Another variables question a little harder this time.

[davie08]

Homework Statement

Which of the following points is a point of intersection of the graphs
f(x)=x^2+35 and g(x)=12x?

multiple choice

-(0,35)

-(9,35)

-(1,12)

-(5,60)

-(9,60)

- none of the above

Homework Equations

The Attempt at a Solution

I haven't done any math for 3 years so bear with me I'm not even sure how to begin answering this question, and don't worry I don't even care about the actual answer I just want to find out how to get it.

 

[Mark44]

Homework Statement

Which of the following points is a point of intersection of the graphs
f(x)=x^2+35 and g(x)=12x?

multiple choice

-(0,35)

-(9,35)

-(1,12)

-(5,60)

-(9,60)

- none of the above

Homework Equations

The Attempt at a Solution

I haven't done any math for 3 years so bear with me I'm not even sure how to begin answering this question, and don't worry I don't even care about the actual answer I just want to find out how to get it.

Set the two functions equal.
x² + 35 = 12x

Solve the resulting quadratic equation.

There are two points of intersection, one of which is listed.

 

[davie08]

okay so you would substitute 5 for x and end up with 60. So would that make the answer (5,60).
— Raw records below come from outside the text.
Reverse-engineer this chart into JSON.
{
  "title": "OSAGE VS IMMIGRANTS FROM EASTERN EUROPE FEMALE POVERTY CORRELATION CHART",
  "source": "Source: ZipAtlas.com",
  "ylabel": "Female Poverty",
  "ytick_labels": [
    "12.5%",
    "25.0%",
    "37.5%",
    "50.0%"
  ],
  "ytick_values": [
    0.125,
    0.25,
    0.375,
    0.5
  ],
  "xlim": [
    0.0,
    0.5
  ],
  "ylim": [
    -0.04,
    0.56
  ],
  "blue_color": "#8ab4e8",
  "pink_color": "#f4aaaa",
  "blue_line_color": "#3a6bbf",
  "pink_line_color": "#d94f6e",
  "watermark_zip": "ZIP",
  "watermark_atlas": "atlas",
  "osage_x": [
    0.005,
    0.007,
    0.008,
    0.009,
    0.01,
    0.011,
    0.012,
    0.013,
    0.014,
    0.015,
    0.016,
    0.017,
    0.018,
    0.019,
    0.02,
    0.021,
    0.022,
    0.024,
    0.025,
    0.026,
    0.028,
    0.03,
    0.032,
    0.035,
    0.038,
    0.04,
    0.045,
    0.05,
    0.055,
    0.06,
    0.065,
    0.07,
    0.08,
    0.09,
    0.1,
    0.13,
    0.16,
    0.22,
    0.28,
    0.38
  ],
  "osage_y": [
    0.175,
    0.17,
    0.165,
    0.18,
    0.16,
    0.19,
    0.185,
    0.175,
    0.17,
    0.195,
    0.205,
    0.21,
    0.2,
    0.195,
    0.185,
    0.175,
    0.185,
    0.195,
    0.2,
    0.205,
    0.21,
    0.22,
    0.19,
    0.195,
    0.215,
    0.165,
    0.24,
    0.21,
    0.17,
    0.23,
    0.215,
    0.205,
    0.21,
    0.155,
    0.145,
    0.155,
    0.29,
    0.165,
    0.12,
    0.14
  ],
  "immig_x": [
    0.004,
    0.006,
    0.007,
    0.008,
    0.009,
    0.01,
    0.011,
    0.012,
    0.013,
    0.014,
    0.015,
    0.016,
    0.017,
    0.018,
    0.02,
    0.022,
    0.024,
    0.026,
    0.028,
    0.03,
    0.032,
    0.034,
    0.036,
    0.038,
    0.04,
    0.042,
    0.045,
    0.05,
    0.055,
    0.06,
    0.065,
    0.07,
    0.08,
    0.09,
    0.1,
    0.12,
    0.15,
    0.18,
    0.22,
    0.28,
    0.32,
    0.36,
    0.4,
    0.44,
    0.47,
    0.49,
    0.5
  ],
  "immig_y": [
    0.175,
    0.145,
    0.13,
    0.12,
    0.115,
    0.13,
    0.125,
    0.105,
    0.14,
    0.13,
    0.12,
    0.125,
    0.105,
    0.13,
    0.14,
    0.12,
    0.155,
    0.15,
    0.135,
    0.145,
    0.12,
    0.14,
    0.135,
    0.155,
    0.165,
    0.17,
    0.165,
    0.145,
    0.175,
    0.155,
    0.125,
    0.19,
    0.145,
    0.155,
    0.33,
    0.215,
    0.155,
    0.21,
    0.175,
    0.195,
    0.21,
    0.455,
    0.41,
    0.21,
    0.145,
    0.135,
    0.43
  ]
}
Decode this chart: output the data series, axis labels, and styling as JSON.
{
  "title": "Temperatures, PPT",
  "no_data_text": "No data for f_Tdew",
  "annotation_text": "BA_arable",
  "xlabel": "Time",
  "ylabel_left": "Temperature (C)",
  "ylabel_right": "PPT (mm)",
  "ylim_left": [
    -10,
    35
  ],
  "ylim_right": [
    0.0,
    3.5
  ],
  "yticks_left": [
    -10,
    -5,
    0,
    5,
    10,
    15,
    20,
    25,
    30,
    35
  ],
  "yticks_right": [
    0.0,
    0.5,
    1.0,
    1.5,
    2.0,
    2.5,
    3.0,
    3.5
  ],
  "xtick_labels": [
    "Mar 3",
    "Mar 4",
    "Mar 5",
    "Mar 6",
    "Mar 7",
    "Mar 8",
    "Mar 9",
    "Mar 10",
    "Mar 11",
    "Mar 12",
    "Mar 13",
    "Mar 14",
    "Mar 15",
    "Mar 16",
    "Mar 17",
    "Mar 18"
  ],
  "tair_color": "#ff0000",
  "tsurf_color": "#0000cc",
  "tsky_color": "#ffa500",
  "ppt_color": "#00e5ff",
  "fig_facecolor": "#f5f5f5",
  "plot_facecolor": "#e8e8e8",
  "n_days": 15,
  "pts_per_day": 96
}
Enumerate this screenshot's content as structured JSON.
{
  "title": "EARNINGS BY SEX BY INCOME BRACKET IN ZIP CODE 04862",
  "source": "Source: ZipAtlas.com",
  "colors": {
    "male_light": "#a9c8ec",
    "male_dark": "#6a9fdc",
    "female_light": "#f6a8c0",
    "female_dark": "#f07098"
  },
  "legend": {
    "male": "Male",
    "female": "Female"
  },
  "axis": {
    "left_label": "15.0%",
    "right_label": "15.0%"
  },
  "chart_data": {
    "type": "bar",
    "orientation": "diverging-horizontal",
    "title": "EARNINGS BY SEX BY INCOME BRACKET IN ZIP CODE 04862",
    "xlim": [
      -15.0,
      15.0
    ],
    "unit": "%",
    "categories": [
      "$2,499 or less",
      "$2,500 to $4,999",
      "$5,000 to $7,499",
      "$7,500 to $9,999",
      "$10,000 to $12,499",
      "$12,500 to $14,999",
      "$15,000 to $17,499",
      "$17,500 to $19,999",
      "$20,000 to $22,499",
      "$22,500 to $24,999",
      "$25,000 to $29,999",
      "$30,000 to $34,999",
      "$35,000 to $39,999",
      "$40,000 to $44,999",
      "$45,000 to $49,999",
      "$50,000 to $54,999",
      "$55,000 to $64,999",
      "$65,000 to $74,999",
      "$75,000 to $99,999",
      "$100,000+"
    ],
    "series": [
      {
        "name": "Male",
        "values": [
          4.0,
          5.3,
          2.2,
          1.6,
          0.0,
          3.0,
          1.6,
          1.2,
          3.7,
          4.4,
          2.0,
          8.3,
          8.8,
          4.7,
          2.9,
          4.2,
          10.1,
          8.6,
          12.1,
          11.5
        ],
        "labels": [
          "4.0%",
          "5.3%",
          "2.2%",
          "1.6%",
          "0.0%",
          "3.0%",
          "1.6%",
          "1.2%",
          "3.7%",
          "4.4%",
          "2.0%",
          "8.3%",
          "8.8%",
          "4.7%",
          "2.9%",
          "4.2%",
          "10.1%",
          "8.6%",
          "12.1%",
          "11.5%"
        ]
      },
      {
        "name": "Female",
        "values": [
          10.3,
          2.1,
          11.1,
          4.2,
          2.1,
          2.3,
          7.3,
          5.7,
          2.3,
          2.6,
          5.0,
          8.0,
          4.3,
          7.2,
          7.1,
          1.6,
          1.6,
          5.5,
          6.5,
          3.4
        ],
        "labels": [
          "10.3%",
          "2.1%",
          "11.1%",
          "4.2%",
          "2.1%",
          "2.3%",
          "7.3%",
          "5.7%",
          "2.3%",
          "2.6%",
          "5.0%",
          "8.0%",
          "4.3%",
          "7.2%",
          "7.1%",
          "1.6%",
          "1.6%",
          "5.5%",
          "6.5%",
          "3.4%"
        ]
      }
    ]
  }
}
If this is the answer how does that work where the number your substituting is the first number of the intersection.

 

[Mark44]

When you set x² + 35 = 12x, you are setting the y values of the two functions equal, and solving for x. At any point of intersection, there is a point (x, y) that is on both graphs.

Solving the quadratic, you get x = 5 or x = 7. f(5) = g(5) = 60, the y value at the intersection point (5, 60). f(7) = g(7) = 84, so the other point is (7, 84), which isn't listed.

 

[davie08]

thanks again luckily I am taking a math readiness course in a couple weeks I only know a 1/4 of these questions.

 

[SteveL27]

Homework Statement

Which of the following points is a point of intersection of the graphs
f(x)=x^2+35 and g(x)=12x?

multiple choice

-(0,35)

-(9,35)

-(1,12)

-(5,60)

-(9,60)

- none of the above

The other responders gave you the general method, but in this particular case we can just eyeball it and get the answer.

The question is asking, which of those points can be a point on the graph of BOTH of those functions. g(x) = 12x is particularly simple to work with, and you can see that if you plug in 0, you get 0; if you plug in 9, you get 108, and so forth. Mentally testing out each of the points, we see that only (1,12) and (5,60) are on the graph of g(x) = 12x. So those two are the only possibilities.

Now looking at f(x)=x^2+35, if we plug in 1 we get 36, so (1,12) is impossible. And if we plug in 5, we get 5*5 + 35 = 60. Voila!

The moral of the story is that it's important to know the general method: set the two functions equal and solve the resulting quadratic. But it's equally important -- really, MORE important -- to always take a moment to stop and think about the meaning of the question, and see if you can get a sense of what's going on without putting pencil to paper. This particular problem happens to be solvable by just looking at it and thinking about what the question means.

 

[davie08]

thanks steve you I realize that because it makes a question so much easier when you truly understand what it means verse just memorizing the methods to find that answer.